Metro de Madrid (Madrid Metro) in Spain has implemented a self-learning artificial intelligence (AI)-based ventilation system to reduce emissions and improve air quality across metro stations.
The AI-based system was developed and installed in collaboration with tech major Accenture.
During development, Madrid Metro Ventilation experts worked with Accenture Applied Intelligence to devise a system that will utilise an algorithm to identify the optimal balance of ventilation at each station.
The system leverages data on air temperature, station architecture, train frequency, passenger load and electricity price to determine the optimal levels.
It incorporates historic and simulated data, as well as outside and below-ground temperatures over the next 72 hours to carry out optimisation.
The deployment of the system is expected to enable the metro system to reduce carbon dioxide emissions by 1,800t. It will also help to reduce energy costs for ventilation by 25%.
Metro de Madrid Engineering and Maintenance Division head Isaac Centellas said: “With the help from Accenture, the innovative ventilation system has enabled us to achieve the dual benefits of lower energy costs and a reduced environmental impact.

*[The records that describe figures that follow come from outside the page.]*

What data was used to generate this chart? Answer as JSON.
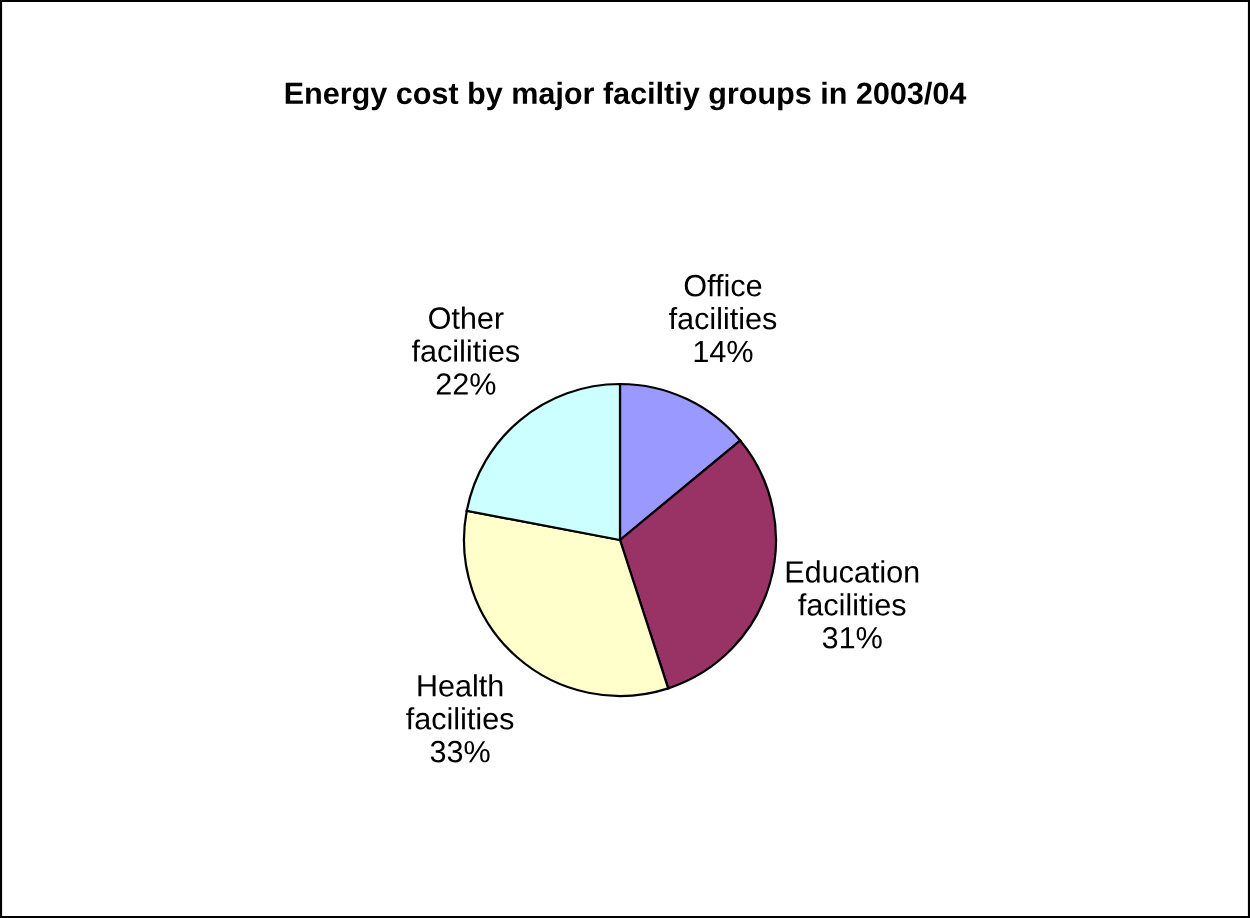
{
  "chart_data": {
    "type": "pie",
    "title": "Energy cost by major faciltiy groups in 2003/04",
    "categories": [
      "Office facilities",
      "Education facilities",
      "Health facilities",
      "Other facilities"
    ],
    "values": [
      14,
      31,
      33,
      22
    ],
    "value_labels": [
      "14%",
      "31%",
      "33%",
      "22%"
    ],
    "colors": [
      "#9999ff",
      "#993366",
      "#ffffcc",
      "#ccffff"
    ]
  }
}
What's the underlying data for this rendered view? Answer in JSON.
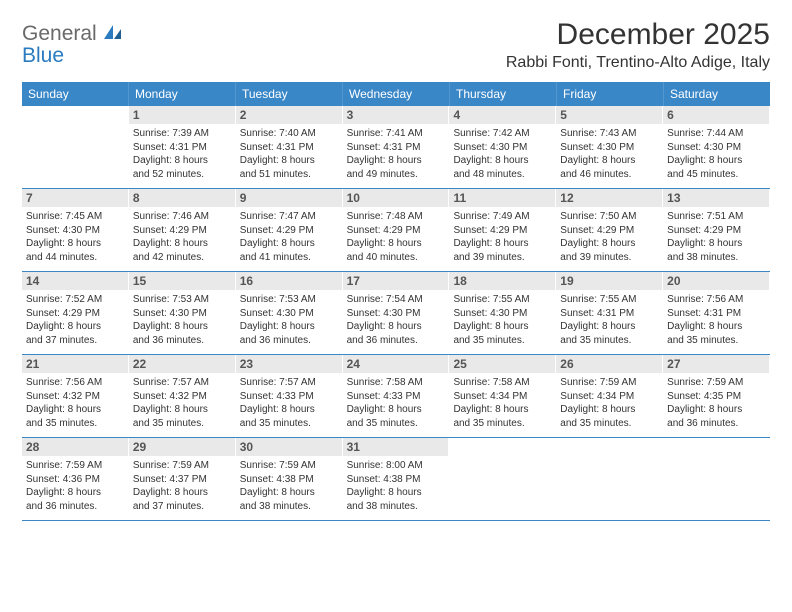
{
  "logo": {
    "text1": "General",
    "text2": "Blue"
  },
  "colors": {
    "header_bg": "#3a87c8",
    "header_text": "#ffffff",
    "daynum_bg": "#e9e9e9",
    "daynum_text": "#555555",
    "text": "#333333",
    "logo_gray": "#6a6a6a",
    "logo_blue": "#2a7bbf",
    "rule": "#3a87c8"
  },
  "title": "December 2025",
  "subtitle": "Rabbi Fonti, Trentino-Alto Adige, Italy",
  "day_names": [
    "Sunday",
    "Monday",
    "Tuesday",
    "Wednesday",
    "Thursday",
    "Friday",
    "Saturday"
  ],
  "weeks": [
    [
      null,
      {
        "n": "1",
        "sr": "Sunrise: 7:39 AM",
        "ss": "Sunset: 4:31 PM",
        "d1": "Daylight: 8 hours",
        "d2": "and 52 minutes."
      },
      {
        "n": "2",
        "sr": "Sunrise: 7:40 AM",
        "ss": "Sunset: 4:31 PM",
        "d1": "Daylight: 8 hours",
        "d2": "and 51 minutes."
      },
      {
        "n": "3",
        "sr": "Sunrise: 7:41 AM",
        "ss": "Sunset: 4:31 PM",
        "d1": "Daylight: 8 hours",
        "d2": "and 49 minutes."
      },
      {
        "n": "4",
        "sr": "Sunrise: 7:42 AM",
        "ss": "Sunset: 4:30 PM",
        "d1": "Daylight: 8 hours",
        "d2": "and 48 minutes."
      },
      {
        "n": "5",
        "sr": "Sunrise: 7:43 AM",
        "ss": "Sunset: 4:30 PM",
        "d1": "Daylight: 8 hours",
        "d2": "and 46 minutes."
      },
      {
        "n": "6",
        "sr": "Sunrise: 7:44 AM",
        "ss": "Sunset: 4:30 PM",
        "d1": "Daylight: 8 hours",
        "d2": "and 45 minutes."
      }
    ],
    [
      {
        "n": "7",
        "sr": "Sunrise: 7:45 AM",
        "ss": "Sunset: 4:30 PM",
        "d1": "Daylight: 8 hours",
        "d2": "and 44 minutes."
      },
      {
        "n": "8",
        "sr": "Sunrise: 7:46 AM",
        "ss": "Sunset: 4:29 PM",
        "d1": "Daylight: 8 hours",
        "d2": "and 42 minutes."
      },
      {
        "n": "9",
        "sr": "Sunrise: 7:47 AM",
        "ss": "Sunset: 4:29 PM",
        "d1": "Daylight: 8 hours",
        "d2": "and 41 minutes."
      },
      {
        "n": "10",
        "sr": "Sunrise: 7:48 AM",
        "ss": "Sunset: 4:29 PM",
        "d1": "Daylight: 8 hours",
        "d2": "and 40 minutes."
      },
      {
        "n": "11",
        "sr": "Sunrise: 7:49 AM",
        "ss": "Sunset: 4:29 PM",
        "d1": "Daylight: 8 hours",
        "d2": "and 39 minutes."
      },
      {
        "n": "12",
        "sr": "Sunrise: 7:50 AM",
        "ss": "Sunset: 4:29 PM",
        "d1": "Daylight: 8 hours",
        "d2": "and 39 minutes."
      },
      {
        "n": "13",
        "sr": "Sunrise: 7:51 AM",
        "ss": "Sunset: 4:29 PM",
        "d1": "Daylight: 8 hours",
        "d2": "and 38 minutes."
      }
    ],
    [
      {
        "n": "14",
        "sr": "Sunrise: 7:52 AM",
        "ss": "Sunset: 4:29 PM",
        "d1": "Daylight: 8 hours",
        "d2": "and 37 minutes."
      },
      {
        "n": "15",
        "sr": "Sunrise: 7:53 AM",
        "ss": "Sunset: 4:30 PM",
        "d1": "Daylight: 8 hours",
        "d2": "and 36 minutes."
      },
      {
        "n": "16",
        "sr": "Sunrise: 7:53 AM",
        "ss": "Sunset: 4:30 PM",
        "d1": "Daylight: 8 hours",
        "d2": "and 36 minutes."
      },
      {
        "n": "17",
        "sr": "Sunrise: 7:54 AM",
        "ss": "Sunset: 4:30 PM",
        "d1": "Daylight: 8 hours",
        "d2": "and 36 minutes."
      },
      {
        "n": "18",
        "sr": "Sunrise: 7:55 AM",
        "ss": "Sunset: 4:30 PM",
        "d1": "Daylight: 8 hours",
        "d2": "and 35 minutes."
      },
      {
        "n": "19",
        "sr": "Sunrise: 7:55 AM",
        "ss": "Sunset: 4:31 PM",
        "d1": "Daylight: 8 hours",
        "d2": "and 35 minutes."
      },
      {
        "n": "20",
        "sr": "Sunrise: 7:56 AM",
        "ss": "Sunset: 4:31 PM",
        "d1": "Daylight: 8 hours",
        "d2": "and 35 minutes."
      }
    ],
    [
      {
        "n": "21",
        "sr": "Sunrise: 7:56 AM",
        "ss": "Sunset: 4:32 PM",
        "d1": "Daylight: 8 hours",
        "d2": "and 35 minutes."
      },
      {
        "n": "22",
        "sr": "Sunrise: 7:57 AM",
        "ss": "Sunset: 4:32 PM",
        "d1": "Daylight: 8 hours",
        "d2": "and 35 minutes."
      },
      {
        "n": "23",
        "sr": "Sunrise: 7:57 AM",
        "ss": "Sunset: 4:33 PM",
        "d1": "Daylight: 8 hours",
        "d2": "and 35 minutes."
      },
      {
        "n": "24",
        "sr": "Sunrise: 7:58 AM",
        "ss": "Sunset: 4:33 PM",
        "d1": "Daylight: 8 hours",
        "d2": "and 35 minutes."
      },
      {
        "n": "25",
        "sr": "Sunrise: 7:58 AM",
        "ss": "Sunset: 4:34 PM",
        "d1": "Daylight: 8 hours",
        "d2": "and 35 minutes."
      },
      {
        "n": "26",
        "sr": "Sunrise: 7:59 AM",
        "ss": "Sunset: 4:34 PM",
        "d1": "Daylight: 8 hours",
        "d2": "and 35 minutes."
      },
      {
        "n": "27",
        "sr": "Sunrise: 7:59 AM",
        "ss": "Sunset: 4:35 PM",
        "d1": "Daylight: 8 hours",
        "d2": "and 36 minutes."
      }
    ],
    [
      {
        "n": "28",
        "sr": "Sunrise: 7:59 AM",
        "ss": "Sunset: 4:36 PM",
        "d1": "Daylight: 8 hours",
        "d2": "and 36 minutes."
      },
      {
        "n": "29",
        "sr": "Sunrise: 7:59 AM",
        "ss": "Sunset: 4:37 PM",
        "d1": "Daylight: 8 hours",
        "d2": "and 37 minutes."
      },
      {
        "n": "30",
        "sr": "Sunrise: 7:59 AM",
        "ss": "Sunset: 4:38 PM",
        "d1": "Daylight: 8 hours",
        "d2": "and 38 minutes."
      },
      {
        "n": "31",
        "sr": "Sunrise: 8:00 AM",
        "ss": "Sunset: 4:38 PM",
        "d1": "Daylight: 8 hours",
        "d2": "and 38 minutes."
      },
      null,
      null,
      null
    ]
  ]
}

“Ensuring the comfort of our passengers while being highly energy-efficient and environmentally friendly is a true win-win outcome.”
The ventilation system also features a simulation engine and a maintenance module. It detects fan operation failures and will allow Madrid Metro to carry out equipment maintenance.
Metro de Madrid network comprises 294km of track and 301 stations. About 2.3 million commuters use the metro system daily.